The Charleston County School District and its board have completed four years pursuing the Literacy Initiative Policy at a cost to the taxpayer of $40 million.

The literacy intervention methodology they used has been compared to best practices for improving early childhood literacy. Analysis shows that the CCSD program has and will continue to fail to successfully address the literacy problem in our public schools.

A major cause of poor literacy skills among CCSD children is a lack of literacy-rich home environments. Studies have shown that the socioeconomic level of parents, not race, is the dominant factor in determining a child’s vocabulary in preschool years.

The children who, through no fault of their own, are not exposed to a significant vocabulary at home by their parents will be continuously deficient in vocabulary and vocabulary growth. The range of exposure to a vocabulary base can differ by as much as 30 million words across the socioeconomic spectrum from professional families, to working class families, to welfare families. This gross difference in vocabulary exposure will determine the ability of the child to learn to read by the end of the third grade.

Without effective intervention, this disparity in exposure to vocabulary will continue on the same trajectory and will widen over time.

To successfully change the trajectory, effective literacy intervention must start by age 4 and be implemented continuously until grade level literacy proficiency is achieved. Starting after age 4 will not be effective.

The School Board and the CCSD have institutionalized the problem of poor literacy in our schools by their failure to implement two essential policies:

1) Children must learn to read proficiently on grade level by the end of the third grade. Mandated reading on grade level by the end of the third grade must be a requirement to advance to the fourth grade. Effective remedial programs for at-risk children must be developed to ensure meeting the third grade reading goal.

2) Children must not be promoted to the next grade without meeting the literacy and academic requirements for the assigned grade.

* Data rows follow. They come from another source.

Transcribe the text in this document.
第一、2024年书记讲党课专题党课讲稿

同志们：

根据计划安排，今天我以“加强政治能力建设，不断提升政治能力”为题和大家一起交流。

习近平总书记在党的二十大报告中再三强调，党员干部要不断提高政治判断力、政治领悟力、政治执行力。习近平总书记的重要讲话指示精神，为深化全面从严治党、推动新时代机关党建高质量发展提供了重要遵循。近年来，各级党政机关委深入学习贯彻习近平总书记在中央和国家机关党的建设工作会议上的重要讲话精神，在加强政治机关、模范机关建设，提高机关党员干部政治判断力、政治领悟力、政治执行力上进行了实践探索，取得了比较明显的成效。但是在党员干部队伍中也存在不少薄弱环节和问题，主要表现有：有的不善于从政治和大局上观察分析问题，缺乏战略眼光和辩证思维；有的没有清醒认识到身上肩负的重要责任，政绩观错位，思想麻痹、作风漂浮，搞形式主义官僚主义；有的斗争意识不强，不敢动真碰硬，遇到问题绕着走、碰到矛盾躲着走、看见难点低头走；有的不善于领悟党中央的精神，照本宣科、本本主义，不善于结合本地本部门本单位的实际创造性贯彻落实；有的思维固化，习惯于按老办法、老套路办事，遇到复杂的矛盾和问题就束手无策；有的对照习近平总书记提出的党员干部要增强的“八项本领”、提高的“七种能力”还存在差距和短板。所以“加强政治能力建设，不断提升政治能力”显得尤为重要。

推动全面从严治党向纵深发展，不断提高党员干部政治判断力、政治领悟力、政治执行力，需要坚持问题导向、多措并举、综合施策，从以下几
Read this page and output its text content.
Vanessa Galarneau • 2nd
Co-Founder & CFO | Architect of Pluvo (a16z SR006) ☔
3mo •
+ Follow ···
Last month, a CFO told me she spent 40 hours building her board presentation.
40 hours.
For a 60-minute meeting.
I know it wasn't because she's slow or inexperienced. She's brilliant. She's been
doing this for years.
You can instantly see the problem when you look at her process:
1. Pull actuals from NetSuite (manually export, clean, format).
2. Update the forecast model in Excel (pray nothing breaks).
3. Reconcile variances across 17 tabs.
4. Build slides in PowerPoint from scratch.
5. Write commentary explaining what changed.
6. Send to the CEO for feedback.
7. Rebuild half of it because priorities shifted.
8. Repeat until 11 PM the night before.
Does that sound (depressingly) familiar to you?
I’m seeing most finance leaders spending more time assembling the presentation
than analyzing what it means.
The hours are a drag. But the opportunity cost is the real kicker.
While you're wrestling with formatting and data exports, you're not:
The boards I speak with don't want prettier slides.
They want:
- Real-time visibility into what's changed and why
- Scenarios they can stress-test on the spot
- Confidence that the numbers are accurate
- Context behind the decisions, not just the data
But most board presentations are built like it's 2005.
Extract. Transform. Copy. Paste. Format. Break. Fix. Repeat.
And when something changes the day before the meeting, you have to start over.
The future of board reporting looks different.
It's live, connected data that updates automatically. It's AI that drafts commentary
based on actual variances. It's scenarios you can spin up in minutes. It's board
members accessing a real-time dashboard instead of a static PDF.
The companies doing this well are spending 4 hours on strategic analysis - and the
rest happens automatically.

By not successively addressing the early childhood literacy problem, our five worst-performing high schools have graduation rates from 42 percent to 64 percent with dropout rates from 4 percent to 8.3 percent.

These five high schools have 20 to 36 percent of children entering the ninth grade reading at a fourth grade level or lower.

This condition occurs because the children have not achieved the grade level literacy and academic standards required to advance to the next grade.

These children are forced to advance to the fourth grade without reading proficiently on grade level by the end of the third grade – social promotion. As a result, in the fourth grade, they cannot read to learn.

By the time they reach the ninth grade, their reading and academic competency is five years behind their classmates who have met grade level requirements in all prior grades. They are prone to drop out of school with consequential negative social and economic outcomes.

The Annual Literacy Report by the CCSD to the School Board is not useful to show the community the severity of the existing literacy divide. To determine the effectiveness of the Literacy Initiative, and to assess the extent of the literacy divide, the superintendent should report by grade and by school:

The percent of students reading at grade level and the percent of students reading two grade levels or more lower than the assigned grade level for the literacy academies and for grades three through eight.

Analysis of the CCSD Literacy Initiative and comparison to successful best practices has been made and forwarded to the School Board.

Gov. Nikki Haley has just signed the Read to Succeed bill that incorporates these recommendations. The implementation of this legislation will improve the educational outcomes of children in the CCSD.